Stochastic modeling reveals an evolutionary mechanism underlying elevated rates of childhood leukemia

• Published in: Proceedings of the National Academy of Sciences - PNAS Vol. 113; no. 4; pp. 1050 - 1055
• Main Authors: Rozhok, Andrii I., Salstrom, Jennifer L., DeGregori, James
• Format: Journal Article
• Language: English
• Published: United States National Academy of Sciences 26.01.2016; National Acad Sciences
• Subjects: Age Factors; Biological Sciences; Child; Child development; Children & youth; Clonal Evolution; Evolution; Hematopoietic Stem Cells - physiology; Humans; Leukemia; Leukemia - etiology; Mutation; Stochastic models; Stochastic Processes; Young adults; stochastic modeling; cancer; aging; childhood leukemia; somatic evolution
• ISSN: 0027-8424; 1091-6490
• DOI: 10.1073/pnas.1509333113

Young children have higher rates of leukemia than young adults.

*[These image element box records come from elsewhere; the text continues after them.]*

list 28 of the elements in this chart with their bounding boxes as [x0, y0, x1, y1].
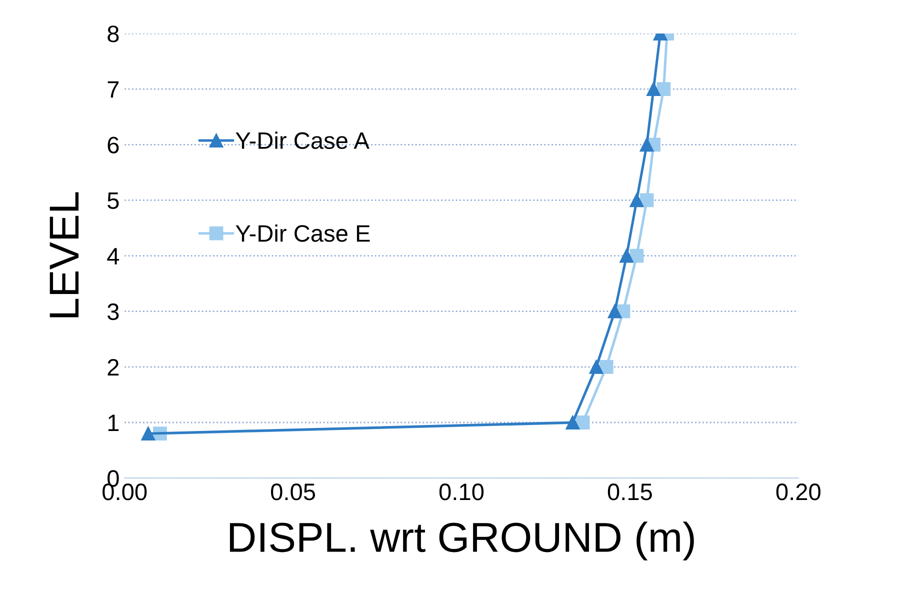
y-tick-label: 6	[108, 136, 119, 154]
point	[656, 82, 671, 96]
point	[630, 248, 644, 263]
x-tick-label: 0.20	[776, 484, 820, 500]
point	[599, 360, 614, 374]
point	[646, 82, 660, 96]
y-tick-label: 2	[108, 358, 119, 376]
legend-label: Y-Dir Case E	[236, 224, 370, 242]
point	[608, 304, 622, 318]
y-tick-label: 8	[108, 26, 119, 42]
point	[620, 248, 634, 263]
point	[566, 416, 580, 430]
x-axis-title: DISPL. wrt GROUND (m)	[230, 522, 694, 560]
y-tick-label: 7	[108, 81, 119, 98]
point	[589, 360, 604, 374]
x-tick-label: 0.05	[271, 484, 316, 500]
point	[630, 193, 644, 208]
y-axis-title: LEVEL	[50, 192, 79, 318]
y-tick-label: 3	[108, 303, 119, 320]
point	[141, 426, 156, 441]
point	[576, 416, 590, 430]
legend-label: Y-Dir Case A	[236, 132, 370, 150]
x-tick-label: 0.15	[608, 484, 652, 500]
y-tick-label: 5	[108, 192, 119, 209]
y-tick-label: 1	[108, 414, 119, 432]
y-tick-label: 4	[107, 248, 120, 264]
point	[640, 138, 654, 152]
x-tick-label: 0.10	[439, 484, 484, 500]
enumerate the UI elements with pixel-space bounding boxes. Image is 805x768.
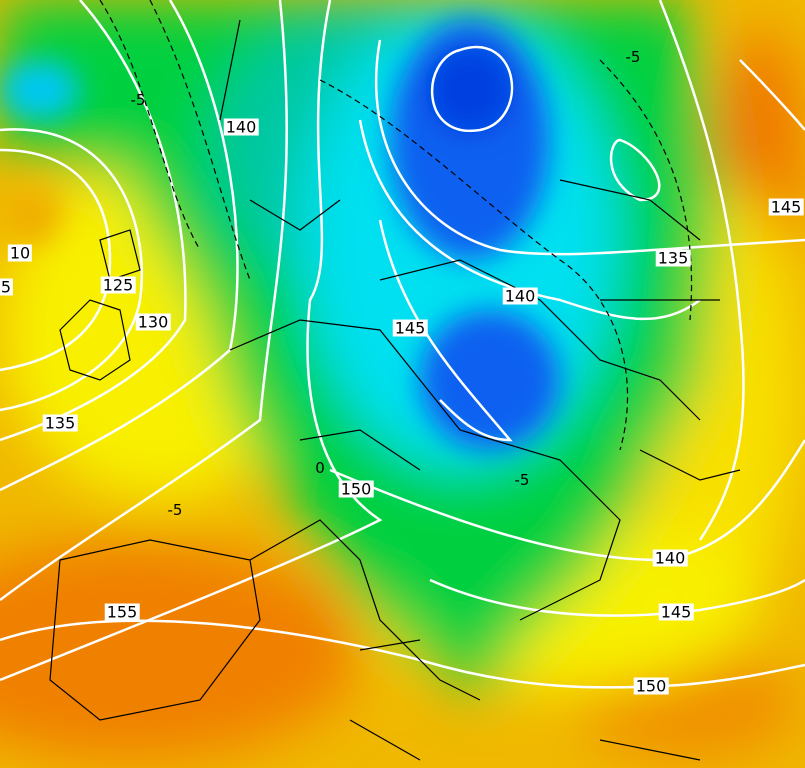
contour-label: 155 (104, 602, 140, 622)
contour-label: 135 (655, 248, 691, 268)
contour-label: 145 (658, 602, 694, 622)
contour-label: 130 (135, 312, 171, 332)
isotherm-label: -5 (167, 501, 183, 519)
contour-label: 140 (502, 286, 538, 306)
geopotential-contours (0, 0, 805, 689)
contour-label: 135 (42, 413, 78, 433)
contour-label: 5 (0, 277, 14, 297)
contour-label: 125 (100, 275, 136, 295)
contour-label: 140 (223, 117, 259, 137)
country-borders (49, 19, 741, 761)
isotherm-label: -5 (130, 91, 146, 109)
contour-label: 10 (7, 243, 33, 263)
isotherm-label: 0 (315, 459, 325, 477)
contour-label: 145 (392, 318, 428, 338)
isotherm-label: -5 (514, 471, 530, 489)
contour-label: 150 (338, 479, 374, 499)
contour-label: 140 (652, 548, 688, 568)
isotherm-label: -5 (625, 48, 641, 66)
contour-label: 150 (633, 676, 669, 696)
contour-label: 145 (768, 197, 804, 217)
temperature-isotherms (99, 0, 693, 451)
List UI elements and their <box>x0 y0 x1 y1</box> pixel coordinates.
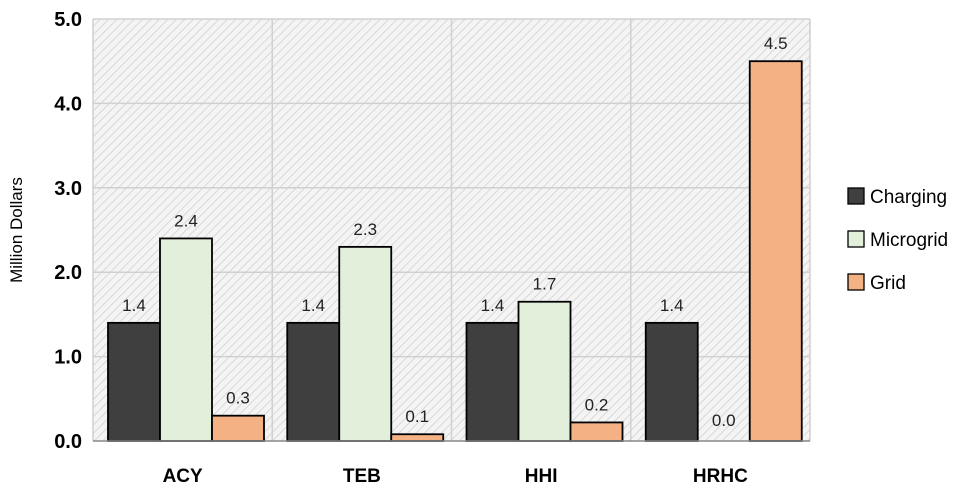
data-label: 4.5 <box>764 34 788 53</box>
legend-swatch-grid <box>847 273 865 291</box>
data-label: 1.4 <box>481 296 505 315</box>
x-tick-label: ACY <box>163 466 203 487</box>
y-tick-label: 3.0 <box>54 178 82 200</box>
data-label: 1.4 <box>660 296 684 315</box>
y-tick-label: 1.0 <box>54 347 82 369</box>
legend-label-microgrid: Microgrid <box>870 230 948 251</box>
bar-charging-teb <box>286 321 341 442</box>
bar-charging-hrhc <box>644 321 699 442</box>
data-label: 2.4 <box>174 211 198 230</box>
bar-grid-teb <box>390 433 445 442</box>
data-label: 1.4 <box>301 296 325 315</box>
bar-grid-acy <box>211 414 265 442</box>
data-labels: 1.4 2.4 0.3 1.4 2.3 0.1 1.4 1.7 0.2 1.4 4.5 0.0 <box>122 34 787 430</box>
data-label: 1.7 <box>533 275 557 294</box>
bar-microgrid-teb <box>338 245 393 442</box>
y-axis-title: Million Dollars <box>7 177 26 283</box>
bar-microgrid-hhi <box>517 300 572 442</box>
bar-grid-hrhc <box>748 60 803 442</box>
y-tick-label: 5.0 <box>54 9 82 31</box>
bar-charging-acy <box>107 321 161 442</box>
data-label: 0.3 <box>226 389 250 408</box>
legend: Charging Microgrid Grid <box>847 187 948 294</box>
legend-swatch-microgrid <box>847 230 865 248</box>
bar-microgrid-acy <box>159 237 213 442</box>
x-tick-label: TEB <box>343 466 381 487</box>
data-label: 0.0 <box>712 411 736 430</box>
data-label: 2.3 <box>353 220 377 239</box>
y-tick-label: 0.0 <box>54 431 82 453</box>
legend-label-grid: Grid <box>870 273 906 294</box>
x-tick-label: HRHC <box>693 466 748 487</box>
x-tick-labels: ACY TEB HHI HRHC <box>163 466 749 487</box>
y-tick-label: 4.0 <box>54 93 82 115</box>
data-label: 1.4 <box>122 296 146 315</box>
bars <box>107 60 803 442</box>
data-label: 0.2 <box>585 395 609 414</box>
bar-grid-hhi <box>569 421 624 442</box>
y-tick-labels: 0.0 1.0 2.0 3.0 4.0 5.0 <box>54 9 82 453</box>
x-tick-label: HHI <box>525 466 558 487</box>
y-tick-label: 2.0 <box>54 262 82 284</box>
bar-charging-hhi <box>465 321 520 442</box>
legend-label-charging: Charging <box>870 187 947 208</box>
data-label: 0.1 <box>405 407 429 426</box>
legend-swatch-charging <box>847 187 865 205</box>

This fact represents a fundamental conundrum, because hematopoietic cells in young children should have fewer mutations (including oncogenic ones) than such cells in adults. Here, we present the results of stochastic modeling of hematopoietic stem cell (HSC) clonal dynamics, which demonstrated that early HSC pools were permissive to clonal evolution driven by drift. We show that drift-driven clonal expansions cooperate with faster HSC cycling in young children to produce conditions that are permissive for accumulation of multiple driver mutations in a single cell. Later in life, clonal evolution was suppressed by stabilizing selection in the larger young adult pools, and it was driven by positive selection at advanced ages in the presence of microenvironmental decline. Overall, our results indicate that leukemogenesis is driven by distinct evolutionary forces in children and adults.